Le chant du cygne.

Le chant du cygne (expression d’origine grecque) désigne la plus belle et dernière chose réalisée par quelqu’un avant de mourir. En art, il s'agit donc de la dernière œuvre remarquable d’un poète ou d’un artiste.

 

Et bien, j'ai découvert qu'en vélo, il arrive un moment où l'épuisement confère à l'individu l'entrée dans une dimension étrange, une sorte de "petite mort."

Je ne sais pas combien de fois j'ai exploré cette dimension mais samedi, c'était assez particulier. C'est là que m'est venue à l'esprit cette expression du chant du cygne.

J'étais à bloc depuis une vingtaine de kilomètres, quarante déjà dans les pattes et j'avais décidé de finir en beauté :) Un final très montant. Une bosse de six kilomètres que j'ai tenté de franchir sans jamais relâcher la pression, la bave aux lèvres, les tympans saturés par la force de mes souffles, la brûlure constante des cuisses. Je savais, avec l'expérience, qu'il ne fallait pas lever la tête, ne jamais regarder en avant, ne jamais subir cette vision destructrice de la pente, rester appliqué sur la poussée des jambes, juste le mètre en cours, le ruban de goudron qui défile sous mes yeux, rester dans l'instant, ne pas espérer la fin de la montée au risque de voir fondre mon énergie, comme avalée par cet espoir néfaste.

J'ai franchi le sommet et j'ai basculé aussitôt dans la pente, grand plateau, cinquante kilomètres à l'heure, l'enchaînement des virages, une euphorie bienheureuse, aucune envie de récupérer mais bien au contraire de continuer à puiser dans le creuset bouillant. Un long faux plat montant et puis une nouvelle bosse de trois kilomètres.

Toujours à fond.

C'est là que j'ai senti qu'il n'y avait plus rien, plus aucune pensée, plus aucune attention forcée, aucune concentration sur le geste mais pour le ressentir, il a fallu que je prenne conscience de mon absence. Un retour éphémère de la pensée et puis son effacement quasi immédiat, comme si cette pensée n'avait plus de raison d'être, qu'elle n'était qu'une intruse inutile, totalement déplacée, une excroissance qui s'était vidée de toute son énergie. Je voyais ruisseler devant moi des filets de sueur, je sentais autour de moi cette odeur particulière du corps, ce parfum âcre, entêtant, lorsque l'effort impose d'aller chercher dans les abysses les forces disponibles, comme si ces forces agglutinées dans les tréfonds possédaient une odeur de cave. Je sais quand cette odeur survient que je ne suis pas loin du point de rupture et que le chant du cygne va survenir. 
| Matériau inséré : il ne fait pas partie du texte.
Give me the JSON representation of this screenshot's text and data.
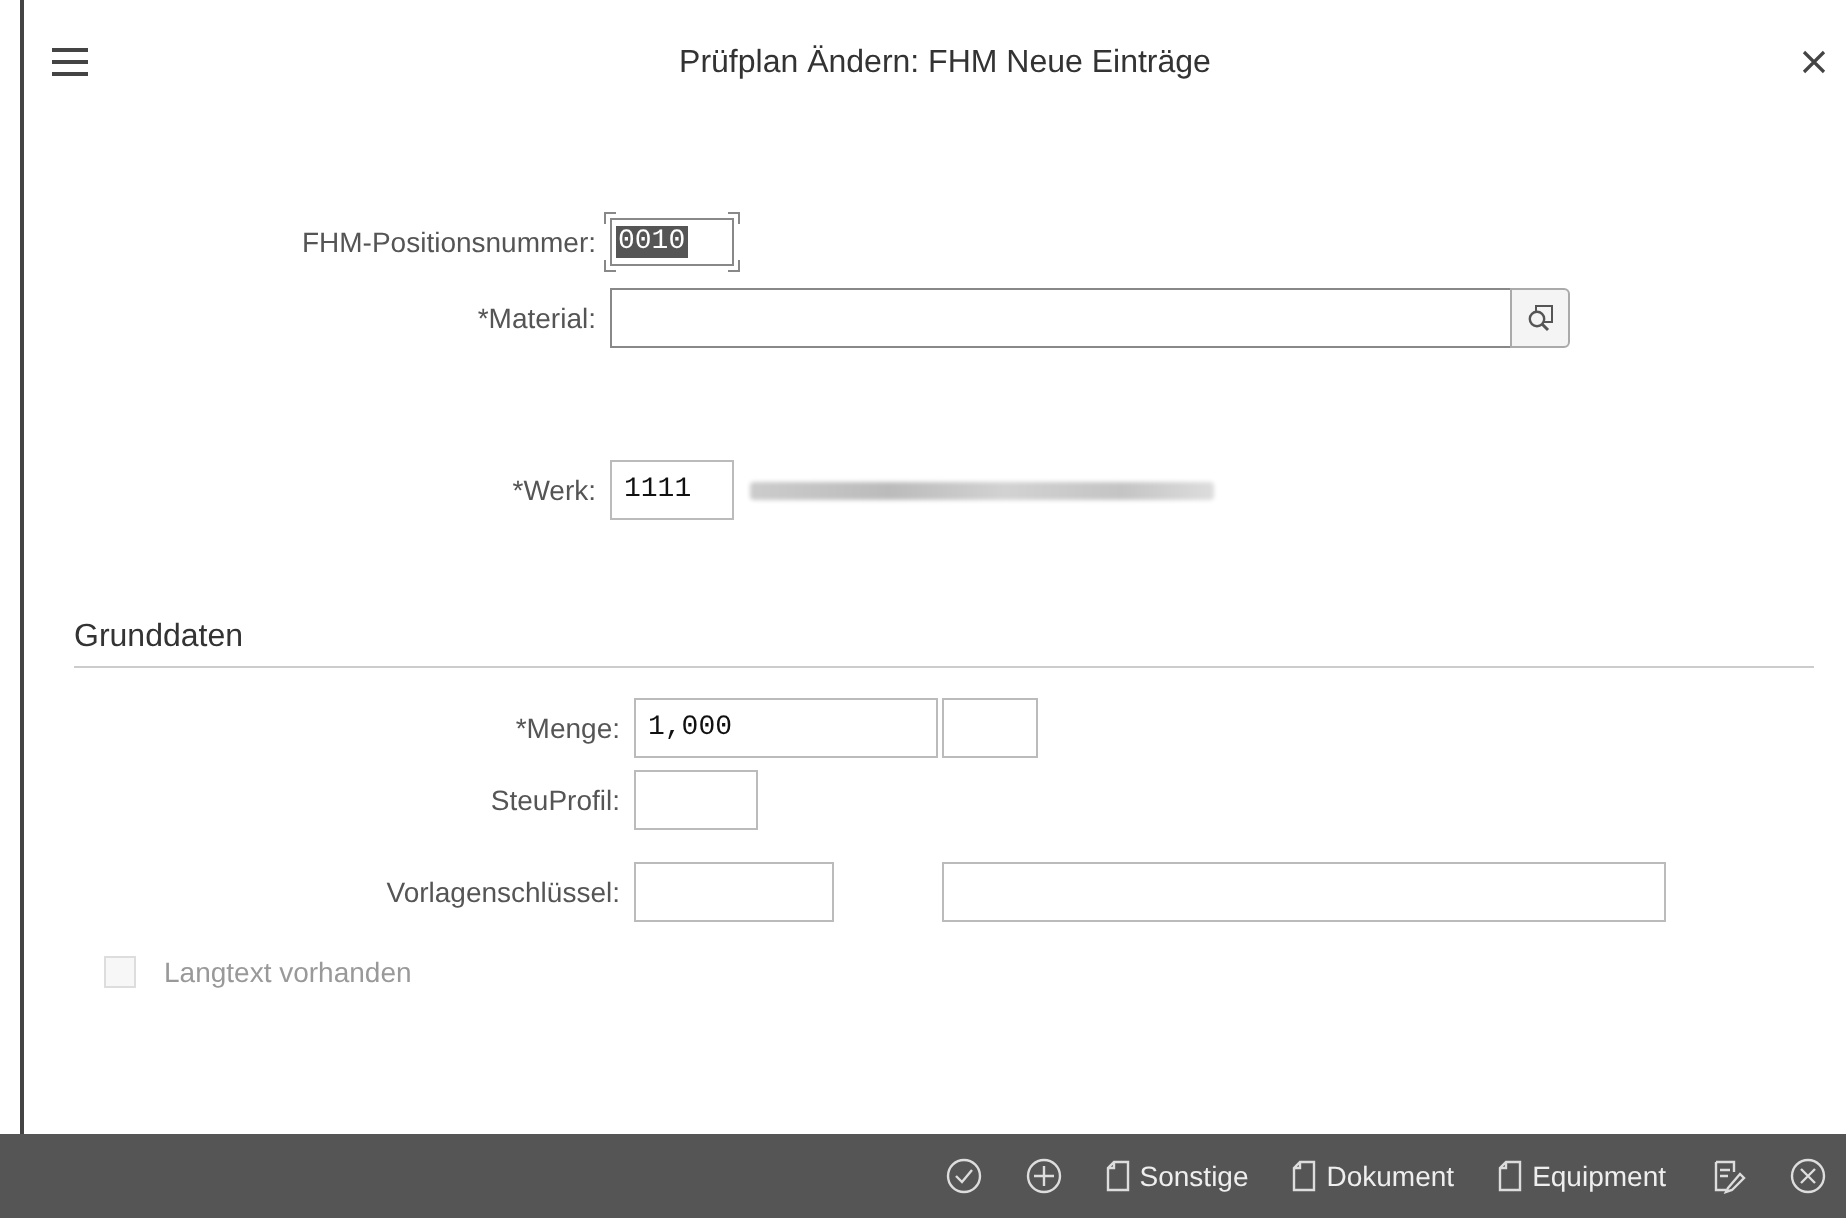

Je ne savais pas où j'étais dans la montée, je n'avais plus de lien réel avec le monde environnant. Et les frissons sont apparus, comme une bourrasque, des cascades caloriques déboulant du crâne jusqu'aux orteils, rebondissant dans les recoins, saturant de jouissance chaque cellule. J'ai éclaté de rire et mon rire m'a surpris.

J'ai vu sur le compteur que la vitesse augmentait et j'ai appuyé encore plus fort, j'ai laissé couler de ma gorge les râles et la mélodie des souffles, un leitmotiv câlé sur le mouvement de mes jambes. Rien, aucune douleur, aucune brûlure, une montée verticale dans les gouffres intérieurs. Des flashs de pensées zébrant l'euphorie comme des éclairs disparates, incontrôlés et ne laissant aucun souvenir.

Je suis arrivé au sommet de la bosse. Et tout s'est effondré.

Il restait trois kilomètres. Je les ai parcourus comme un moribond. Comme un voyageur revenant d'un séjour étrange, une terre inconnue et redécouvrant misérablement sa condition humaine.

Mais l'écho du rire est toujours là. Et les frissons. Rien ne meurt quand la pensée n'est plus là.